Malaikat-malaikat mungkin telah berkumpul di sana,
Cherubim dan Seraphim memadati udara;
Tapi Bunda hanya di kandang terhina,
Mereka menyembah bayi mungil dengan ciuman.

Apa yang bisa aku berikan kepada Dia yang miskin sepertiku?
Jika aku seorang gembala, aku akan membawa anak domba; 
Jika aku seorang pria yang bijaksana, aku akan melakukan bagianku;
Namun apa yang bisa kuberikan kepada-Nya: seluruh hatiku. 

1872 


2. Lonceng Natal (Christmas Bells), karya Henry Wadsworth Longfellow (1807-1882). Ia adalah penyair Amerika Serikat. Puisi bertahun 1863 ini lahir dari kesedihan yang mendalam setelah putra Longfellow terluka dalam pertempuran dan istrinya meninggal dalam kebakaran. Dalam kesedihan yang luar biasa, ia menulis bait demi bait dalam puisi ini di Hari Natal. Akhirnya, dapat mengubah kata-kata sakit hati menjadi kata-kata penuh harapan. Betapa nyaman untuk mengingat bahwa di saat-saat tergelap, kita dapat menemukan kedamaian di dalam Yesus. 

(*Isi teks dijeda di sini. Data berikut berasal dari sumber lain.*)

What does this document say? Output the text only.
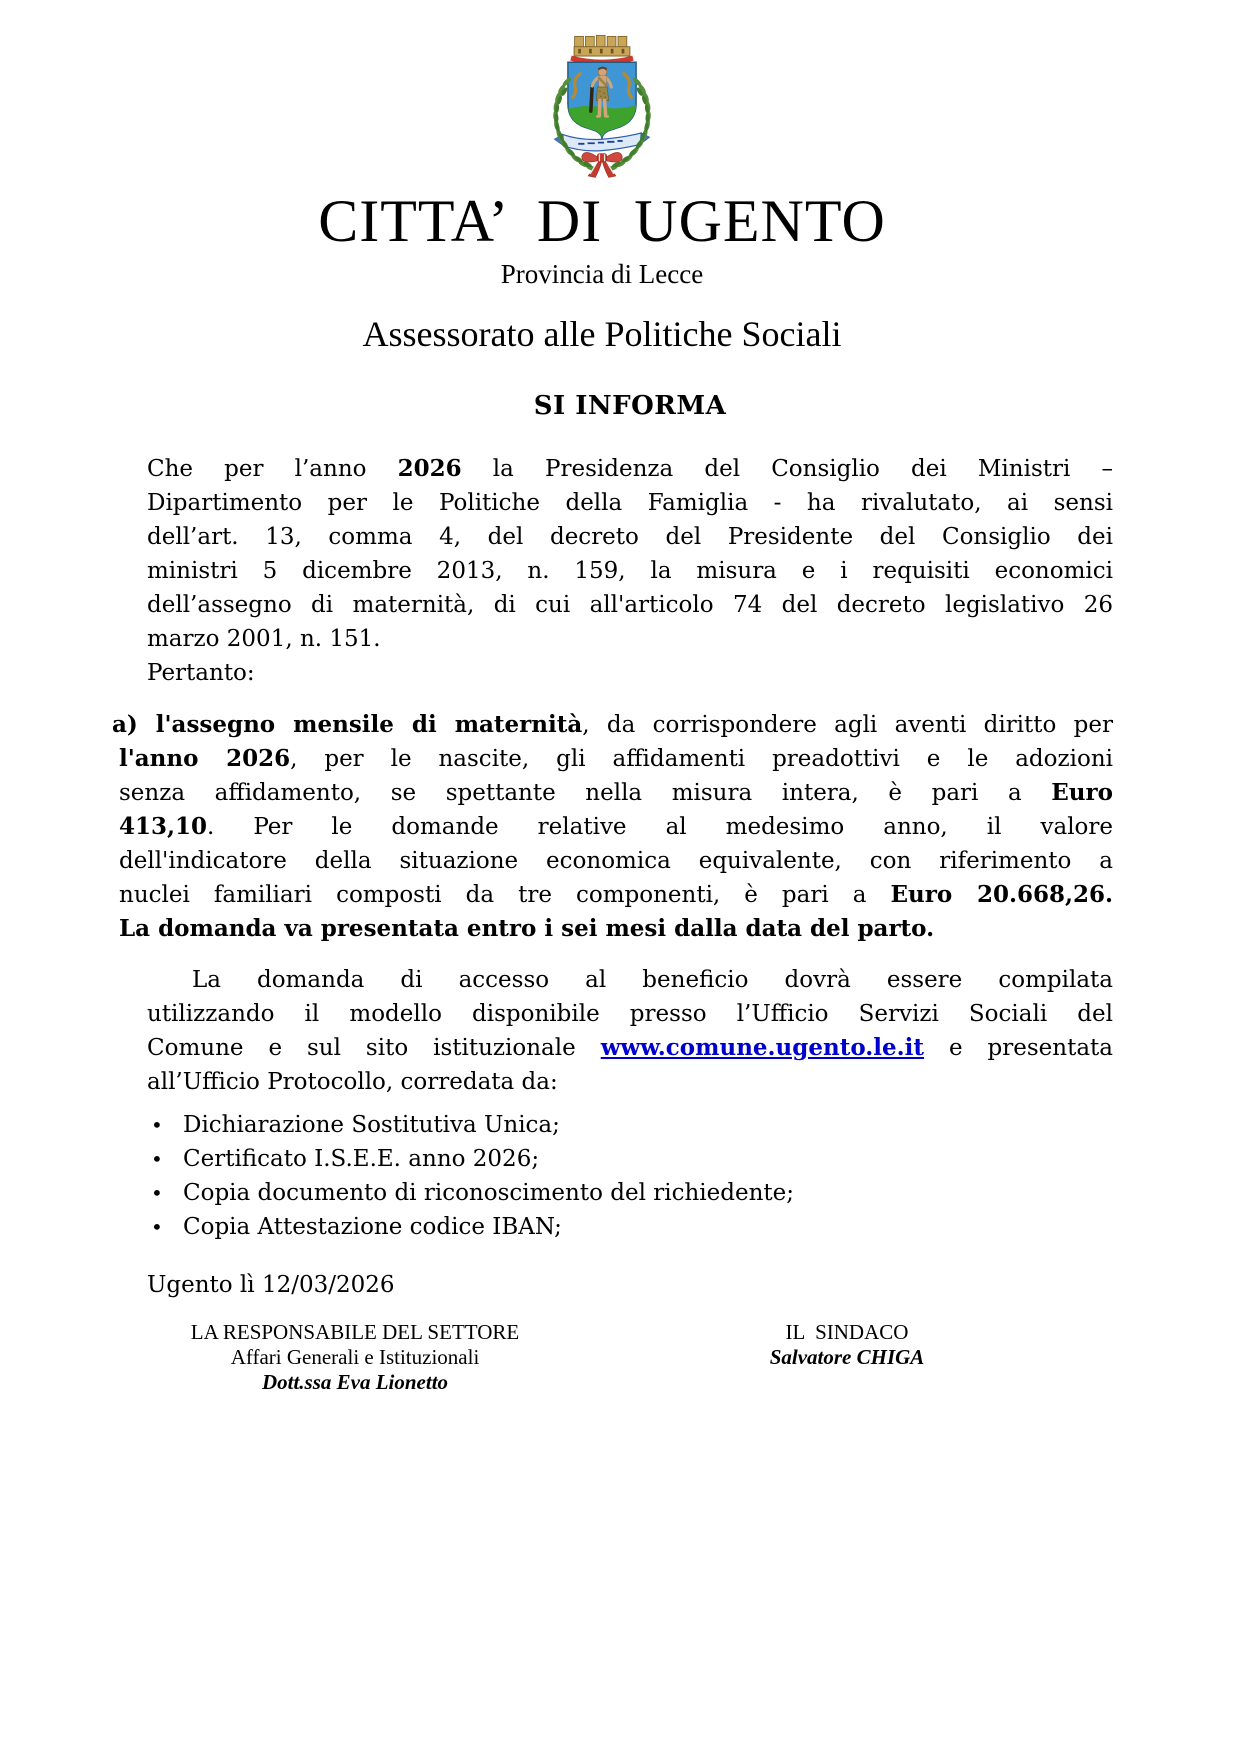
CITTA’ DI UGENTO
Provincia di Lecce
Assessorato alle Politiche Sociali
SI INFORMA
Che per l’anno 2026 la Presidenza del Consiglio dei Ministri –
Dipartimento per le Politiche della Famiglia - ha rivalutato, ai sensi
dell’art. 13, comma 4, del decreto del Presidente del Consiglio dei
ministri 5 dicembre 2013, n. 159, la misura e i requisiti economici
dell’assegno di maternità, di cui all'articolo 74 del decreto legislativo 26
marzo 2001, n. 151.
Pertanto:
a) l'assegno mensile di maternità, da corrispondere agli aventi diritto per
l'anno 2026, per le nascite, gli affidamenti preadottivi e le adozioni
senza affidamento, se spettante nella misura intera, è pari a Euro
413,10. Per le domande relative al medesimo anno, il valore
dell'indicatore della situazione economica equivalente, con riferimento a
nuclei familiari composti da tre componenti, è pari a Euro 20.668,26.
La domanda va presentata entro i sei mesi dalla data del parto.
La domanda di accesso al beneficio dovrà essere compilata
utilizzando il modello disponibile presso l’Ufficio Servizi Sociali del
Comune e sul sito istituzionale www.comune.ugento.le.it e presentata
all’Ufficio Protocollo, corredata da:
• Dichiarazione Sostitutiva Unica;
• Certificato I.S.E.E. anno 2026;
• Copia documento di riconoscimento del richiedente;
• Copia Attestazione codice IBAN;
Ugento lì 12/03/2026
LA RESPONSABILE DEL SETTORE
Affari Generali e Istituzionali
Dott.ssa Eva Lionetto
IL  SINDACO
Salvatore CHIGA
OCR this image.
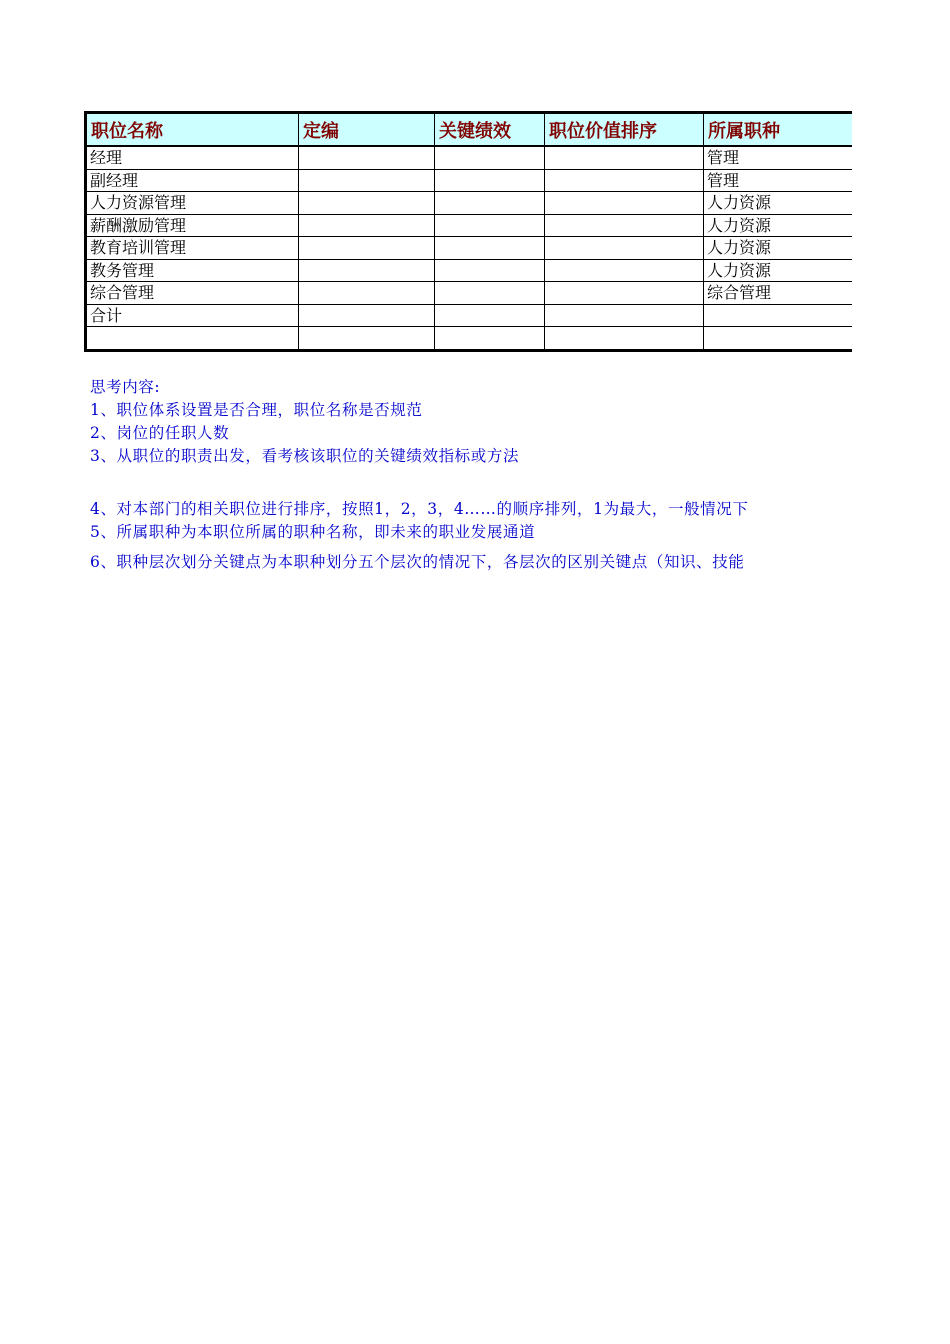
职位名称	定编	关键绩效	职位价值排序	所属职种
经理				管理
副经理				管理
人力资源管理				人力资源
薪酬激励管理				人力资源
教育培训管理				人力资源
教务管理				人力资源
综合管理				综合管理
合计				

思考内容:
1、职位体系设置是否合理，职位名称是否规范
2、岗位的任职人数
3、从职位的职责出发，看考核该职位的关键绩效指标或方法
4、对本部门的相关职位进行排序，按照1，2，3，4……的顺序排列，1为最大，一般情况下
5、所属职种为本职位所属的职种名称，即未来的职业发展通道
6、职种层次划分关键点为本职种划分五个层次的情况下，各层次的区别关键点（知识、技能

Aku mendengar lonceng pada Hari Natal 
Lagu-lagu lawas yang akrab di telingaku, 
Terdengar liar dan manis 
Kata-kata berulang-ulang 
Perdamaian di bumi, keselamatan bagi anak laki-laki! 

Aku pikir bagaimana kiamat telah datang, 
Loncong Belfry berbunyi dari gereja-gereja  
Telah bergulir bersama-sama 
Hanya tersisa tembang harapan 
Perdamaian di bumi, keselamatan bagi anak laki-laki! 

Ia terus berdering, beryanyi dalam perjalanan,
Dunia berputar dari malam ke siang, 
Suara, lonceng, Nyanyian agung 
Perdamaian di bumi, keselamatan bagi anak laki-laki! 

Lalu dari lembah kemuraman, mulut terkutuk 
Meriam bergemuruh di selatan, 
Tembang lagu-lagu Natal tenggelam 
Perdamaian di bumi, keselamatan bagi anak laki-laki!

Seolah-olah gempa 
Bergelinding batu-batu dari benua,
Membuat sedih seisi rumah tangga 
Perdamaian di bumi, keselamatan bagi anak laki-laki! 

Dalam putus asa, aku menundukkan kepalaku;
"Tidak ada perdamaian di bumi," kataku. 
"Karena kebencian itu kuat, 
Membuat kita saling mengolok-olok. 
Perdamaian di bumi, keselamatan bagi anak laki-laki!” 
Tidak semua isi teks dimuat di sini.